Drinkwater-installatie
Behoud van drinkwaterkwaliteit
In principe moet een drinkwaterinstallatie aan drie basisvereisten voldoen.
- Gebruikscomfort – waterhoeveelheid, temperatuur en geluidsisolatie
- Exploitatie en waardebehoud – betrouwbaar, duurzaam, energie-efficiënt
- Behoud van de drinkwaterkwaliteit
De eerste twee vereisten zijn klassieke doelstellingen, terwijl de laatste pas sinds een paar jaar nadrukkelijk – en niet enkel bij grotere installaties – op de voorgrond is getreden.
Drinkwater is een levensmiddel met een ‘vervaldatum’ die altijd van kracht wordt als op een individueel aftappunt de drinkwaterkwaliteit niet langer aan de vereisten van de drinkwaterverordening voldoet. Daarom is het van essentieel belang dat
professionele ontwerpers en vaklui op de hoogte zijn van de essentiële factoren die een invloed hebben op het behoud van de drinkwaterkwaliteit en hiermee rekening houden in hun respectievelijke verantwoordelijkheidsdomeinen.

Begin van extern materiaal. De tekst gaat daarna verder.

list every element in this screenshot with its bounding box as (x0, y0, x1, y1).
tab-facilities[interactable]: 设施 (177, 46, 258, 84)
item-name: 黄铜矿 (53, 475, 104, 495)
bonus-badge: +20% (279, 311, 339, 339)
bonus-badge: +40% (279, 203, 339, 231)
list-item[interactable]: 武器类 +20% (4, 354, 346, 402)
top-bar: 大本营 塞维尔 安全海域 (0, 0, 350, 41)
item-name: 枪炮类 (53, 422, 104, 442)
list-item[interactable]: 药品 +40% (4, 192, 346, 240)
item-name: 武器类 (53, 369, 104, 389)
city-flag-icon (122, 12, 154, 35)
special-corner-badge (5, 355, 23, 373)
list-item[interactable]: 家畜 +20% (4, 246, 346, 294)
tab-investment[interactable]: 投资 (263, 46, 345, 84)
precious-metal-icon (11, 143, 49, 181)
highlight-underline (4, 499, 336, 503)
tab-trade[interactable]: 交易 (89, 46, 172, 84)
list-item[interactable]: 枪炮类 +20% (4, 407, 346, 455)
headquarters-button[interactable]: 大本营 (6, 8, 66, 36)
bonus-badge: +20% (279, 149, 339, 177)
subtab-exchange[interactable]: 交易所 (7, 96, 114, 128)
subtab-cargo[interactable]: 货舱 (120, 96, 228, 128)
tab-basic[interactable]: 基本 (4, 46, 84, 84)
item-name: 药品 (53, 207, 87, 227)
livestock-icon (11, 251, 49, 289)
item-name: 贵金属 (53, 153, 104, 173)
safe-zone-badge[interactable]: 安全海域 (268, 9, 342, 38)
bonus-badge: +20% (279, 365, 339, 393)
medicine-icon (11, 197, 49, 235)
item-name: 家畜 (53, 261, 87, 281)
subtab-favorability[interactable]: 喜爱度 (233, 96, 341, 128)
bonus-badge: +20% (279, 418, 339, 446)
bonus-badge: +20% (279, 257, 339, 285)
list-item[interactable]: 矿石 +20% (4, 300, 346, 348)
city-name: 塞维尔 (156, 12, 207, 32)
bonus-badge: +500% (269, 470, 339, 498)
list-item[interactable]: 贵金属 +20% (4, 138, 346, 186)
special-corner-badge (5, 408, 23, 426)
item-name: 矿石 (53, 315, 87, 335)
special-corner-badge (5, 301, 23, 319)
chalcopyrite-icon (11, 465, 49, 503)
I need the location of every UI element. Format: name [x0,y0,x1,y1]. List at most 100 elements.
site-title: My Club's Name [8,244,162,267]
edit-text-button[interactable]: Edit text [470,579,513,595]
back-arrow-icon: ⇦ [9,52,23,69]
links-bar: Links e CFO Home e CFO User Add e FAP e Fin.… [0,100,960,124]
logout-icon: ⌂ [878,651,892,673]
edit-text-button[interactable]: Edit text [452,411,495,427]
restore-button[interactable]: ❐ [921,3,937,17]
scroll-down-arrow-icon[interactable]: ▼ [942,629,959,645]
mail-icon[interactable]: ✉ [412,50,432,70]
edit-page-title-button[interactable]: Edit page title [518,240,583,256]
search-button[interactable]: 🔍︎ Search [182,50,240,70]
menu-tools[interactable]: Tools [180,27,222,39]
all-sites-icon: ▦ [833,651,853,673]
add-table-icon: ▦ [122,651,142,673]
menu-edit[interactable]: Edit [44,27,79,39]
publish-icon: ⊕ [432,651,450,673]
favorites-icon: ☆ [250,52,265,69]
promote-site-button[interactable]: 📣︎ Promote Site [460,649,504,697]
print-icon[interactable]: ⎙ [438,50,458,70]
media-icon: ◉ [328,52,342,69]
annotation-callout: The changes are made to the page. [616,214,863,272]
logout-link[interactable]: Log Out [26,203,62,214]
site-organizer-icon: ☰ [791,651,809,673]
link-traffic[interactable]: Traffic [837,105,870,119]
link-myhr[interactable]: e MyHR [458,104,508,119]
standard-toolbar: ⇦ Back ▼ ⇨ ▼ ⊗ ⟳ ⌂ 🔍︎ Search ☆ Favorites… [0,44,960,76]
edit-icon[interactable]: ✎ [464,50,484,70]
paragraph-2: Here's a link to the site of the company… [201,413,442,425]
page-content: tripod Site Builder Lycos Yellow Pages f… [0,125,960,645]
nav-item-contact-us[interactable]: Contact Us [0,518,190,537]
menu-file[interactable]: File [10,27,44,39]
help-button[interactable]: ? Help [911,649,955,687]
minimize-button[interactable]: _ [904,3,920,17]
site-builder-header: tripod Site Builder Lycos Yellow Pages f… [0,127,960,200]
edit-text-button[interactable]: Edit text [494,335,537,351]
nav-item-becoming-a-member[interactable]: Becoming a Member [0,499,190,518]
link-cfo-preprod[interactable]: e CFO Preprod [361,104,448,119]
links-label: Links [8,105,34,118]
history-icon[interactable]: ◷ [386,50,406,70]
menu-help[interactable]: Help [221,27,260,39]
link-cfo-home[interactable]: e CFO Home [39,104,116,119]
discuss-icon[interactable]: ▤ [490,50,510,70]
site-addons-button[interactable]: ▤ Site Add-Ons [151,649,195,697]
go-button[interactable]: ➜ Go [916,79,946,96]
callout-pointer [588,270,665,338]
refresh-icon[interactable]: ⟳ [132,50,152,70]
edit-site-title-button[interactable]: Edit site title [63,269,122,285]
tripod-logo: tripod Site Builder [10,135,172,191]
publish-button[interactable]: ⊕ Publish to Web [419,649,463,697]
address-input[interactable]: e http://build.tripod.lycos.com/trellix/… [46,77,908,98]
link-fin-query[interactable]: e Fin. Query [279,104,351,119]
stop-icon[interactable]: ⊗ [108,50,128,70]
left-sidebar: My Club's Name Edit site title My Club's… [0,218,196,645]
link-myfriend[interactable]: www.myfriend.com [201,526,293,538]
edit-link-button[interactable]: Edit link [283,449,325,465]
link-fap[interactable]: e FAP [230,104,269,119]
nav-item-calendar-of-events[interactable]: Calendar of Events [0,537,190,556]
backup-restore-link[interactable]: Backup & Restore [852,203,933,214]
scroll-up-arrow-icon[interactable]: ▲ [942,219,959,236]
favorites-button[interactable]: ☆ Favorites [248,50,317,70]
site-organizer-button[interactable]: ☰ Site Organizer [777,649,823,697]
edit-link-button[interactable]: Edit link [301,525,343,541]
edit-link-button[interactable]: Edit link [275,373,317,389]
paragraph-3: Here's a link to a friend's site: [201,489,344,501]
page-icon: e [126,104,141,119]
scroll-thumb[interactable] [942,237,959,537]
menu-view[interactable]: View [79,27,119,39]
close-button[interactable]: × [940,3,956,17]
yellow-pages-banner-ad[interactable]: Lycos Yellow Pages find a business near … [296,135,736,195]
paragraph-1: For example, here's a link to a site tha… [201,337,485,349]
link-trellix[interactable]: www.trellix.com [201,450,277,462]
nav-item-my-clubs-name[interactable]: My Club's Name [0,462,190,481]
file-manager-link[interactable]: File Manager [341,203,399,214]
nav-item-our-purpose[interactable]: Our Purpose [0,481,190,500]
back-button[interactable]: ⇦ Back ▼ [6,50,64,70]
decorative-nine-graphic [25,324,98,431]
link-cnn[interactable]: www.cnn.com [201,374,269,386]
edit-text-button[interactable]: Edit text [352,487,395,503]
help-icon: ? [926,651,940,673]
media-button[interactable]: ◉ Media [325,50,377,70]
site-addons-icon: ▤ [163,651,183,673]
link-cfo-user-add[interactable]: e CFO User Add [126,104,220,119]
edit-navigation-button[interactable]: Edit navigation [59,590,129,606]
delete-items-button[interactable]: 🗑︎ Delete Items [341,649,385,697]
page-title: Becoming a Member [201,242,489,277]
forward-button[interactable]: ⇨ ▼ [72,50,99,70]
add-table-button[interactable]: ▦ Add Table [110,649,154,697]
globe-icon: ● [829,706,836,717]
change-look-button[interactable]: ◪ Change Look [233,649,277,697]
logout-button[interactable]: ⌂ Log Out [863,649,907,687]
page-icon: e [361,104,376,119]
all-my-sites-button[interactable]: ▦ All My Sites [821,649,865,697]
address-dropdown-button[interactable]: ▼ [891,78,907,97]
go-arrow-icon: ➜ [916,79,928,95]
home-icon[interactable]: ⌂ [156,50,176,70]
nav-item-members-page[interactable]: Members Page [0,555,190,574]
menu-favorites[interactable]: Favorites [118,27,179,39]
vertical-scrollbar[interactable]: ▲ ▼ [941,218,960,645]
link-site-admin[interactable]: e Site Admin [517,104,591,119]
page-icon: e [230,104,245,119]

Dit geldt per slot van rekening voor alle handelingen, inclusief het overhandigen van de noodzakelijke documenten en de instructies inzake de functies van de installatie. Een uitvoerige documentatie met duidelijke informatie beschrijft hoe de installatie conform de voorschriften moet worden bediend en onderhouden en biedt bovendien de professionele ontwerper of vakman rechtszekerheid bij mogelijke
schadeloosstellingen.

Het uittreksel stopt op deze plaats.